Being told you have Type 1 diabetes can be frightening and bewildering for anyone, but especially for a child.
Christina Nagle was 15 when she received her diagnosis. Type 1 diabetes comes with a lifetime of treatment and management, a lifetime of doctor office visits and consults.
“It was in a meeting back then with all the doctors and other healthcare professionals, both good and bad, that I realized what I wanted to do,” she recalled. She wants to go into pediatric endocrinology. She wants to work with children, particularly children dealing with the confusion and fear of a Type 1 diabetes diagnosis.
It’s why she’s at Carroll now, studying to be a physician assistant (PA).
She is several years removed from her undergraduate degree, in molecular and cellular biology, from a school in Michigan. After graduating, she took a job as an orthopedic surgery research engineer at a hospital in Michigan. All the time, she was thinking about her future, about her goal. It’s also where several colleagues urged her to consider becoming a PA.

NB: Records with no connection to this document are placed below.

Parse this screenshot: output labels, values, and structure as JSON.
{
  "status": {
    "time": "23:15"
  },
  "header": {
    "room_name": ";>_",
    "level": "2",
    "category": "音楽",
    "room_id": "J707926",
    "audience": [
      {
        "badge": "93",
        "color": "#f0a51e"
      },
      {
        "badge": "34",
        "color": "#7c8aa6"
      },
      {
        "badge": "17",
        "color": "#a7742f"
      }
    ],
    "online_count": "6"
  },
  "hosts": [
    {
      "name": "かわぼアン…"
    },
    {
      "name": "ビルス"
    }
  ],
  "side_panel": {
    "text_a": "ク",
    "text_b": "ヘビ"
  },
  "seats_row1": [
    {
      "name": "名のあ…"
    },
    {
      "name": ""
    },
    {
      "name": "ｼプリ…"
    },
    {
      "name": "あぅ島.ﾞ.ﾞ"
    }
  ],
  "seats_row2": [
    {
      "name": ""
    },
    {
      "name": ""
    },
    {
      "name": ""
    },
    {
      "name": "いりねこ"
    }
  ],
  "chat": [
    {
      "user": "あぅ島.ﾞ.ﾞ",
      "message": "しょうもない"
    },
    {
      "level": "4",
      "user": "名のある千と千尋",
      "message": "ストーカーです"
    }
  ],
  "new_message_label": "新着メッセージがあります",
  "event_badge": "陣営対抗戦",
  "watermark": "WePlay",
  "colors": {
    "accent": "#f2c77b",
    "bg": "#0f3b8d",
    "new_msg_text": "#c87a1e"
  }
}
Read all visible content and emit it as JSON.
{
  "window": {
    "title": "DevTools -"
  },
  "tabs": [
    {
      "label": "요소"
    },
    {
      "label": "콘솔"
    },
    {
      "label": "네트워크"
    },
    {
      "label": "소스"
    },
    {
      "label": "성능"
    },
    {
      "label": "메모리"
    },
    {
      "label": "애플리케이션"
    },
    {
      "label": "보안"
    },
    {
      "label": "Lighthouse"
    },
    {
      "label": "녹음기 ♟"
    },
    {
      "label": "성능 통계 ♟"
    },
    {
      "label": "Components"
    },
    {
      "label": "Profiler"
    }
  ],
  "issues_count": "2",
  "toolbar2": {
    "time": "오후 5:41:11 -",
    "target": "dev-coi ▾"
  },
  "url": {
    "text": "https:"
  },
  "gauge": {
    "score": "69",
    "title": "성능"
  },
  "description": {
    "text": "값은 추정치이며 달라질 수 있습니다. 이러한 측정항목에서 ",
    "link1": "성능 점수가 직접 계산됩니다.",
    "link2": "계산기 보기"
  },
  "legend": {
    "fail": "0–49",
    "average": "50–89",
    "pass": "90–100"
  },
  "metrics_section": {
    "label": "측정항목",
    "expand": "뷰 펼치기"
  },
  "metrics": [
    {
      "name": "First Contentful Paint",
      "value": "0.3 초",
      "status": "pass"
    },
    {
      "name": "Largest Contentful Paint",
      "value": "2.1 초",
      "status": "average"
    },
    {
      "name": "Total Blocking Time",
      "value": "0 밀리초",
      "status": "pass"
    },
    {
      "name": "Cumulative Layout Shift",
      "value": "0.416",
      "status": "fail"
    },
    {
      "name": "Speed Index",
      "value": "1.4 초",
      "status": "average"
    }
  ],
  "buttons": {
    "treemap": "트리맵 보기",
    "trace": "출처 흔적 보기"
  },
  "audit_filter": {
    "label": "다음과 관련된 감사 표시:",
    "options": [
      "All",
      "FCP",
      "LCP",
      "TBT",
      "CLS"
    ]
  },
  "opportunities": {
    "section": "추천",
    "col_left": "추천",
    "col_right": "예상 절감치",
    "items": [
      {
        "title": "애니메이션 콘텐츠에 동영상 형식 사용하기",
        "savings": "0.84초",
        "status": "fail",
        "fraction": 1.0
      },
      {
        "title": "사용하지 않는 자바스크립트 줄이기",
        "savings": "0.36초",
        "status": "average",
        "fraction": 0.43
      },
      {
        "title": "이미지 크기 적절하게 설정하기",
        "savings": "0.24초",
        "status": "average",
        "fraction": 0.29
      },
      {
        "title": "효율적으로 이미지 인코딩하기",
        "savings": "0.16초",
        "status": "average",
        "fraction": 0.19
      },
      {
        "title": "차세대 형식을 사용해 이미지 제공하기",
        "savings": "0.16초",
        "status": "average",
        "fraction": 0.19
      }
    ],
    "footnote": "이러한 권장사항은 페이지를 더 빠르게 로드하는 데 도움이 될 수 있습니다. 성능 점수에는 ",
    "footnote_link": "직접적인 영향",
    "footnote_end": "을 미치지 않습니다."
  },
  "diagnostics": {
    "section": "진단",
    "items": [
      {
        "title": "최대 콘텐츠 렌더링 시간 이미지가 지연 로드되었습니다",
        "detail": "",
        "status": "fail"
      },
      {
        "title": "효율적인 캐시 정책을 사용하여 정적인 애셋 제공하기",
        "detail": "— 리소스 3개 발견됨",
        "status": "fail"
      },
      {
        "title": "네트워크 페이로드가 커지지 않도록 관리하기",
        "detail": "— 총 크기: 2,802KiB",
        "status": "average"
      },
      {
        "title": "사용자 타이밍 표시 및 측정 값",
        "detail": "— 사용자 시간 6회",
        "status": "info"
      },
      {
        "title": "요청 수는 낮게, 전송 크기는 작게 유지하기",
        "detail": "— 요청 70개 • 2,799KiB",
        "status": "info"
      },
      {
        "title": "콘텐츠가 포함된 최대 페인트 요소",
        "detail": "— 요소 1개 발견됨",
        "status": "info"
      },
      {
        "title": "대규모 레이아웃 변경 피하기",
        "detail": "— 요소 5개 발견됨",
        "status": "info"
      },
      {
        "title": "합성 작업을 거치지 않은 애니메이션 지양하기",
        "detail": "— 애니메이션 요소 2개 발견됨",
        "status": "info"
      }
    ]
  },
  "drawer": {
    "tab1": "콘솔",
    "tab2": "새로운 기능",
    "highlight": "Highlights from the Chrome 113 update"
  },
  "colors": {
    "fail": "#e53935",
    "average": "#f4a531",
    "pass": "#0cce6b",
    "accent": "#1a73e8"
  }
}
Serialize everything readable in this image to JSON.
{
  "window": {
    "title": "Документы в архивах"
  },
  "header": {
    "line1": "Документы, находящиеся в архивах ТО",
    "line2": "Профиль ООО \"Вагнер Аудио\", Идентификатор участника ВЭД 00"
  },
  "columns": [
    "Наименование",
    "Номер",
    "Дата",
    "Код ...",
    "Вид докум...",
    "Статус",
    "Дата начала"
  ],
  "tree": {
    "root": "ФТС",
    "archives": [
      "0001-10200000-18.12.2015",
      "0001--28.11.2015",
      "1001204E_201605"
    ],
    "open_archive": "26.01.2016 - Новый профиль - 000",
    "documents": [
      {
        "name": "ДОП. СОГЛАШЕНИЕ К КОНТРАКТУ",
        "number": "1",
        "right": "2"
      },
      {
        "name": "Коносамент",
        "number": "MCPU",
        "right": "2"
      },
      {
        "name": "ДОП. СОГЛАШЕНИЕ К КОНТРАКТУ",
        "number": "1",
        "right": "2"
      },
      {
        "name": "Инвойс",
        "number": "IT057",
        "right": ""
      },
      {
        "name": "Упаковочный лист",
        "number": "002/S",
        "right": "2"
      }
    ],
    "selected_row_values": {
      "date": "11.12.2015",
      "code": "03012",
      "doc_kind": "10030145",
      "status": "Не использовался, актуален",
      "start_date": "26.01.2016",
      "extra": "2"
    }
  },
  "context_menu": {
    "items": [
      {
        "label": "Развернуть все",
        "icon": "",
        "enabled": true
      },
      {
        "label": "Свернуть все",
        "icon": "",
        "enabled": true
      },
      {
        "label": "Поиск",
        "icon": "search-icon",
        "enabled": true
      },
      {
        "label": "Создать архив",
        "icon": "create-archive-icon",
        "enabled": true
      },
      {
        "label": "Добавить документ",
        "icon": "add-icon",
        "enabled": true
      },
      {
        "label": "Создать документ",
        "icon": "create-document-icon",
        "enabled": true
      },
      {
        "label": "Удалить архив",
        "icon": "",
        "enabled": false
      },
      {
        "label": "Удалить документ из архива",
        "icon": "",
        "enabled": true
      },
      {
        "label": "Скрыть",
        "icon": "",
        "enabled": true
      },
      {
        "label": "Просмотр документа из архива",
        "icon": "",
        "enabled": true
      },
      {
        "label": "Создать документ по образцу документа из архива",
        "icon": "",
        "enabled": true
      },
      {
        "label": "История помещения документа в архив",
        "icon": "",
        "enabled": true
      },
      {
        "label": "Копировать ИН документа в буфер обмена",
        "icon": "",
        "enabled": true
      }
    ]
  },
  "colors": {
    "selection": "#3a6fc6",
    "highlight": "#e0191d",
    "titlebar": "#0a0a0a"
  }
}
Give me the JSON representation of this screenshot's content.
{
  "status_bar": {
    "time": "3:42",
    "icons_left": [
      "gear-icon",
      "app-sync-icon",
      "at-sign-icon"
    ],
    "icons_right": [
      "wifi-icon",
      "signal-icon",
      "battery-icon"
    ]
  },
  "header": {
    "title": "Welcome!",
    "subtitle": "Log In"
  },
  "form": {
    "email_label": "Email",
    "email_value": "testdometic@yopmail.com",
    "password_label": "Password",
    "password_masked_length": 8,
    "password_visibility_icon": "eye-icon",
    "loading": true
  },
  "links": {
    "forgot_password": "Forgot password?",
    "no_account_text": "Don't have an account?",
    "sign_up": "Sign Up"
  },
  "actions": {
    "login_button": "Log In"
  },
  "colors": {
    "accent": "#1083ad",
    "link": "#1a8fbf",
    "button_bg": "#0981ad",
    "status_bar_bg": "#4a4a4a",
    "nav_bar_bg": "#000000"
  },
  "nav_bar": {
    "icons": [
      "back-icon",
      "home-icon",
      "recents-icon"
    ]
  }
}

Researching PA programs during a visit with a cousin in Milwaukee, Nagle came across Carroll and decided to visit. She was impressed by the facilities, especially the Michael and Mary Jaharis Science Laboratories with the new cadaver dissection lab.
“I researched all the PA programs in the area and interviewed at Carroll and I just loved it,” she said. “During the interview process, the people here made me feel very comfortable. I just felt as though they weren’t going to let me fail.” Moving here from Michigan, an eight-hour drive from home, would be a big leap, but she felt reassured. “I knew I’d get a lot of support here.”
“The first summer I was here was a big change. It took a couple of months to transition. But with the support of Carrol staff and my classmates, it worked out. Once you get past that first semester, it gets smoother.”
In a way, she noted, it was almost helpful having her old social circle and family eight hours away. It removed temptation and forced her to rely more on classmates for her social life. “It does test your mental strength.” Nagle found the first year of the program, which focused more on classroom learning, more challenging. The second year, which is packed with rotations at medical facilities and more hands-on experiences, fits her style of learning much better.
And after the eight rotations, on May 9, 2020, comes graduation. She has the date committed to memory. It’s the culmination of a long dream, after all.
“Having Type 1 diabetes yourself gives you empathy as a caregiver,” she said. “When I started seeing a clinician who actually had Type 1 himself, I knew he understood what I was feeling and experiencing.” Diabetes, she knows all too well, has a mind of its own and can be unpredictable. Caregivers who didn’t have diabetes themselves, well, they just didn’t seem to understand.
“I want to be able to look at the parents and the kids and say trust me, I’ve been there, I’ve experienced that."